Adam slid over a few slow inches. “Have a seat,” he said. “We have an excellent spot for watching people launch their boats.” Their car was at the nearest curb behind the bench—Adam hadn’t walked far.
I sat. The friendly criticizing of boat launching was a popular pastime. “Anyone back into anything yet?” The previous year I’d watched a guy jackknife his pontoon boat into a piling. It had happened so fast that no one had had time to stop him, and the results hadn’t been pretty.
“Not so far,” Irene said. “But there was this huge cigarette boat that—”

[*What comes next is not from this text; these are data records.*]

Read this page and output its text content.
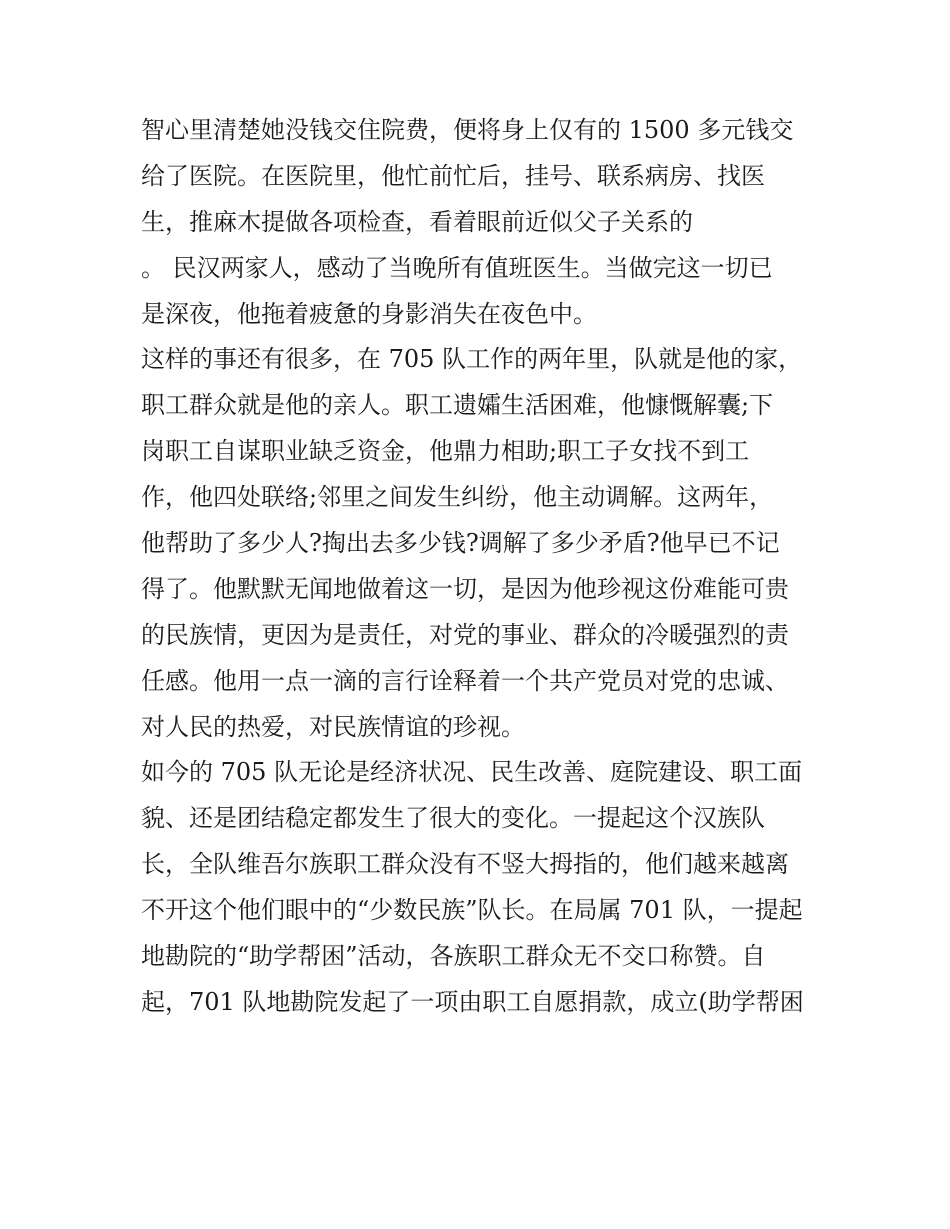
智心里清楚她没钱交住院费，便将身上仅有的 1500 多元钱交
给了医院。在医院里，他忙前忙后，挂号、联系病房、找医
生，推麻木提做各项检查，看着眼前近似父子关系的
。 民汉两家人，感动了当晚所有值班医生。当做完这一切已
是深夜，他拖着疲惫的身影消失在夜色中。
这样的事还有很多，在 705 队工作的两年里，队就是他的家，
职工群众就是他的亲人。职工遗孀生活困难，他慷慨解囊;下
岗职工自谋职业缺乏资金，他鼎力相助;职工子女找不到工
作，他四处联络;邻里之间发生纠纷，他主动调解。这两年，
他帮助了多少人?掏出去多少钱?调解了多少矛盾?他早已不记
得了。他默默无闻地做着这一切，是因为他珍视这份难能可贵
的民族情，更因为是责任，对党的事业、群众的冷暖强烈的责
任感。他用一点一滴的言行诠释着一个共产党员对党的忠诚、
对人民的热爱，对民族情谊的珍视。
如今的 705 队无论是经济状况、民生改善、庭院建设、职工面
貌、还是团结稳定都发生了很大的变化。一提起这个汉族队
长，全队维吾尔族职工群众没有不竖大拇指的，他们越来越离
不开这个他们眼中的“少数民族”队长。在局属 701 队，一提起
地勘院的“助学帮困”活动，各族职工群众无不交口称赞。自
起，701 队地勘院发起了一项由职工自愿捐款，成立(助学帮困
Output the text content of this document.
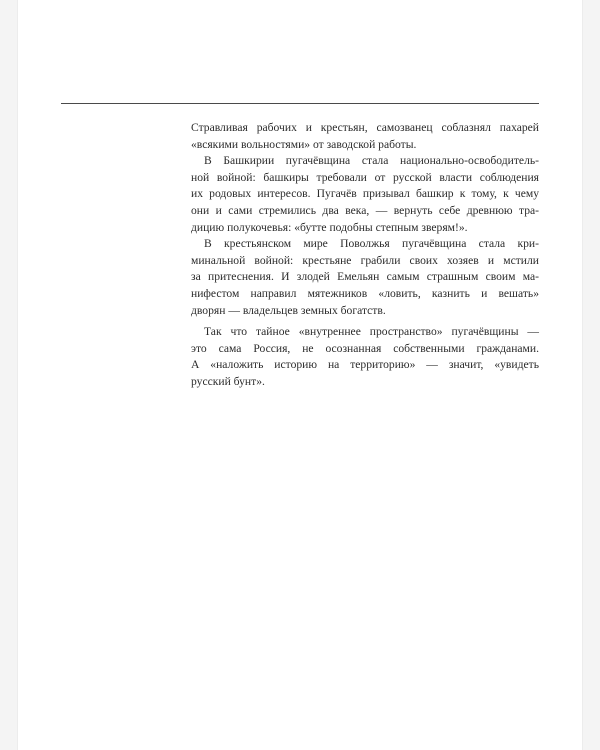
Стравливая рабочих и крестьян, самозванец соблазнял пахарей
«всякими вольностями» от заводской работы.

В Башкирии пугачёвщина стала национально-освободитель-
ной войной: башкиры требовали от русской власти соблюдения
их родовых интересов. Пугачёв призывал башкир к тому, к чему
они и сами стремились два века, — вернуть себе древнюю тра-
дицию полукочевья: «бутте подобны степным зверям!».

В крестьянском мире Поволжья пугачёвщина стала кри-
минальной войной: крестьяне грабили своих хозяев и мстили
за притеснения. И злодей Емельян самым страшным своим ма-
нифестом направил мятежников «ловить, казнить и вешать»
дворян — владельцев земных богатств.

Так что тайное «внутреннее пространство» пугачёвщины —
это сама Россия, не осознанная собственными гражданами.
А «наложить историю на территорию» — значит, «увидеть
русский бунт».
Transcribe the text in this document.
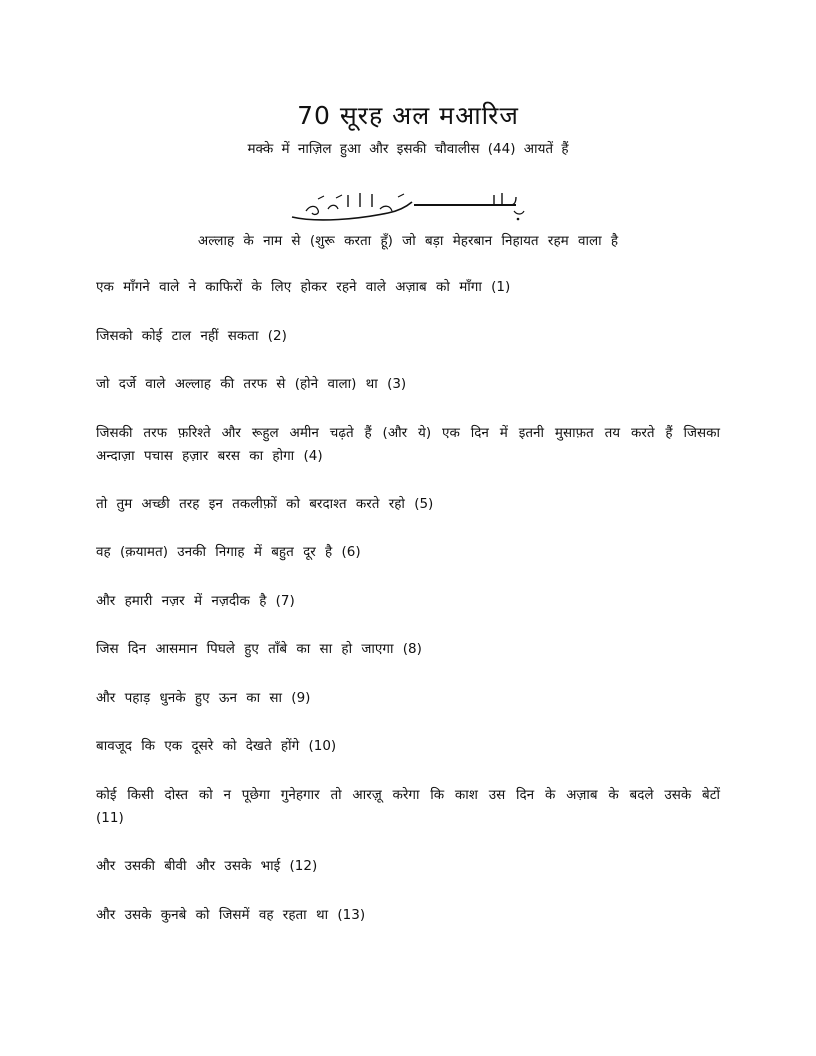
70 सूरह अल मआरिज

मक्के में नाज़िल हुआ और इसकी चौवालीस (44) आयतें हैं

अल्लाह के नाम से (शुरू करता हूँ) जो बड़ा मेहरबान निहायत रहम वाला है

एक माँगने वाले ने काफिरों के लिए होकर रहने वाले अज़ाब को माँगा (1)
जिसको कोई टाल नहीं सकता (2)
जो दर्जे वाले अल्लाह की तरफ से (होने वाला) था (3)
जिसकी तरफ फ़रिश्ते और रूहुल अमीन चढ़ते हैं (और ये) एक दिन में इतनी मुसाफ़त तय करते हैं जिसका अन्दाज़ा पचास हज़ार बरस का होगा (4)
तो तुम अच्छी तरह इन तकलीफ़ों को बरदाश्त करते रहो (5)
वह (क़यामत) उनकी निगाह में बहुत दूर है (6)
और हमारी नज़र में नज़दीक है (7)
जिस दिन आसमान पिघले हुए ताँबे का सा हो जाएगा (8)
और पहाड़ धुनके हुए ऊन का सा (9)
बावजूद कि एक दूसरे को देखते होंगे (10)
कोई किसी दोस्त को न पूछेगा गुनेहगार तो आरज़ू करेगा कि काश उस दिन के अज़ाब के बदले उसके बेटों (11)
और उसकी बीवी और उसके भाई (12)
और उसके कुनबे को जिसमें वह रहता था (13)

“Shh!” Adam waved her to silence. “Would you look at that?” His voice was full of reverence. “Perfection. Pure perfection.”
It would have been an excellent time to call out for P words, but Irene was rolling her eyes. “Don’t mind him,” she said. “He gets like that around wooden boats.”
“Well, he’s not the only one.” I was wide-eyed myself at the mint-condition Chris-Craft being backed down the boat ramp. Twenty-eight feet if it was an inch, in the classic runabout style. “That one’s a beauty.”
“One of these days I’m going to get my own,” Adam said.
I smiled. “You want a woodie?”
“With all his heart and all his soul,” Irene said. “He’s been talking about it for years. I’m pretty sure it’s one of the reasons we moved up North, so it would be easier for him to find the right fixer-upper.”
“Not sure I’ll have as much luck with that now.” Adam pulled in a short breath as the owner of the Chris-Craft climbed into the boat and started the engine. “Henry said he’d find me a boat.”
The backs of my hands tingled. “Oh?”
“Sure,” Adam said. “We used to drive around, looking. Henry was one of those guys who knew guys with boats sitting in their barns. You wouldn’t believe some of the wrecks we saw. But I’ve never restored a boat, so for my first one I need something a little easier.”